The primary coloured squares and rectangles acting as weights to balance the vertical and horizontal black lines, intersecting into non-representational form in neoplasticism style of De Stijl, these areas became for me mathematical sequences with which to build upon a compositional idea that is then overlaid onto the sectio divina (Golden proportion).

March of the machine
Engine World, Emeryville, California
Digital duo-tone photograph, June 12, 2006

Though Mondrian’s compositions continues to have a considerable influence, it is occasionally draped by supplementary influences affecting my other work and as I photograph the rows and rows of transmissions, motors and other vehicle mechanics, I am reminded of Margret Bourke-White’s photography. In 1929 she started working for Fortune and a year later for Life magazine, when she became the first Western photographer allowed into the Soviet Union, capturing industrial images at a tractor factory in Stalingrad. Her career as an industrial photographer in which she captured the beauty and power of machines, later became known as the photographic essay technique.

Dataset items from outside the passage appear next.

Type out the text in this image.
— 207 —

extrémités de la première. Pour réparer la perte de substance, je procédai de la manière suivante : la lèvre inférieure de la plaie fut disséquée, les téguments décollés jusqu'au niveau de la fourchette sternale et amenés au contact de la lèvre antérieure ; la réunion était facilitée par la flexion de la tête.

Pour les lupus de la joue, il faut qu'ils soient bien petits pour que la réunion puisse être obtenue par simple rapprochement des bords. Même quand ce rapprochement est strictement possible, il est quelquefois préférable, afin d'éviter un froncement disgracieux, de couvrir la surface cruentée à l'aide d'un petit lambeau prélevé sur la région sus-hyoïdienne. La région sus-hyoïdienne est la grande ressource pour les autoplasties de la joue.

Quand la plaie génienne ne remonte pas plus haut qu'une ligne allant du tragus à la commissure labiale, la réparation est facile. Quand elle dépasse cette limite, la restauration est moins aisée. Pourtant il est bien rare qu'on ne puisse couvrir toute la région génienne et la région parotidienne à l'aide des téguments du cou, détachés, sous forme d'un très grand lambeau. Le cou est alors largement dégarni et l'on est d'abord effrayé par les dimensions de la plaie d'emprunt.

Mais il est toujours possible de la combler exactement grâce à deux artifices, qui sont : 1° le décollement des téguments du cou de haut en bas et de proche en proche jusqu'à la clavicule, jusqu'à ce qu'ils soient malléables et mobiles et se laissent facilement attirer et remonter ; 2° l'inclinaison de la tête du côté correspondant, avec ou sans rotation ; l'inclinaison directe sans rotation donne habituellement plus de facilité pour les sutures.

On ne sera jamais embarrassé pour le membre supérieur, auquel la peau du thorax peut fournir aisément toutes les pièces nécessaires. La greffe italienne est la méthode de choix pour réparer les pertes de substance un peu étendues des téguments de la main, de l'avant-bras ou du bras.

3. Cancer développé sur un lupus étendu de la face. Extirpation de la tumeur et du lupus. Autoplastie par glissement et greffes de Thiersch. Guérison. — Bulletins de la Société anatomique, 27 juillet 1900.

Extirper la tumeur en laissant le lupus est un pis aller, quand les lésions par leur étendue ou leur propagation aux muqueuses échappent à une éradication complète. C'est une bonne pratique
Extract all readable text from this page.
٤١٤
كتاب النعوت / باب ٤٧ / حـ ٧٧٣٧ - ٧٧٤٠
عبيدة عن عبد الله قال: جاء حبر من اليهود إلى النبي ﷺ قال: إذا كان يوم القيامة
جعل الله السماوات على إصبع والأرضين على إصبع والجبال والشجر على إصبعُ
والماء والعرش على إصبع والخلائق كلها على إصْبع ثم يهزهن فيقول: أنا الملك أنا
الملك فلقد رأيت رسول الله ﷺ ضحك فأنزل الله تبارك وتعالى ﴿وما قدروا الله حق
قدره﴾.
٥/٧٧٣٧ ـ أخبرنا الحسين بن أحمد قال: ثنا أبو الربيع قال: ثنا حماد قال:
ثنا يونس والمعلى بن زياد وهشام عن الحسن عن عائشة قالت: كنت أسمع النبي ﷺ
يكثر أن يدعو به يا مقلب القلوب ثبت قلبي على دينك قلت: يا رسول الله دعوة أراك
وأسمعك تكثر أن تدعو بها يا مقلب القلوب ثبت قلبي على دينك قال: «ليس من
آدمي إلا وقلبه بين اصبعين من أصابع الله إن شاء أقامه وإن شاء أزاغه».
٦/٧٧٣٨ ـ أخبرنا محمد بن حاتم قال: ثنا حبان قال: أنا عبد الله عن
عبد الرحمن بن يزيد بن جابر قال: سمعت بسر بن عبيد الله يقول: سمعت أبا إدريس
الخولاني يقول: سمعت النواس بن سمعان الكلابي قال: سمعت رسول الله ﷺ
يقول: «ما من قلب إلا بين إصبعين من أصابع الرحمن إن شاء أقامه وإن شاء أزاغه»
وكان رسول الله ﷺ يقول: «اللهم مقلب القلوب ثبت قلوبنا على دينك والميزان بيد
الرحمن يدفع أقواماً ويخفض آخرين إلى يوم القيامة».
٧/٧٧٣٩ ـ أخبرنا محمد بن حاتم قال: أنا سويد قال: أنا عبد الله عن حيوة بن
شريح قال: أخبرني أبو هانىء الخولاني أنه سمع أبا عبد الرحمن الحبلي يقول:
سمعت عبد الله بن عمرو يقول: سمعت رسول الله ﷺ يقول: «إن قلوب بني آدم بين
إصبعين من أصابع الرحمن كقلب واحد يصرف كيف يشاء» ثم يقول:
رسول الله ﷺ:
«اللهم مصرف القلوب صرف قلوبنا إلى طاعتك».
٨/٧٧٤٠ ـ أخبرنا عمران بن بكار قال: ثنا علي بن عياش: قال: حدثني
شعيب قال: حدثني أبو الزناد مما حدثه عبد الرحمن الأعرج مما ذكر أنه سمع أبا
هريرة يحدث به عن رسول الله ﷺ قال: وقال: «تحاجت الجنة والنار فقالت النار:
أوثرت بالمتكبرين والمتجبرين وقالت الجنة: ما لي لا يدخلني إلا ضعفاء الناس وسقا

1513.C — 3.0-1 Transmission
Engine World, Emeryville, California
Digital duo-tone photograph, June 12, 2006

While the many images I produced at this location are not consciously following in the style of Margret Bourke-White’s photography, a selection of images were treated as rich duo-tones with a slight overall softening to emulate a series of industrial photographs she took. The photographs I represent with this post, not only pay tribute to her body of work, but also remains true to my own vision and voice as a fine art photographer.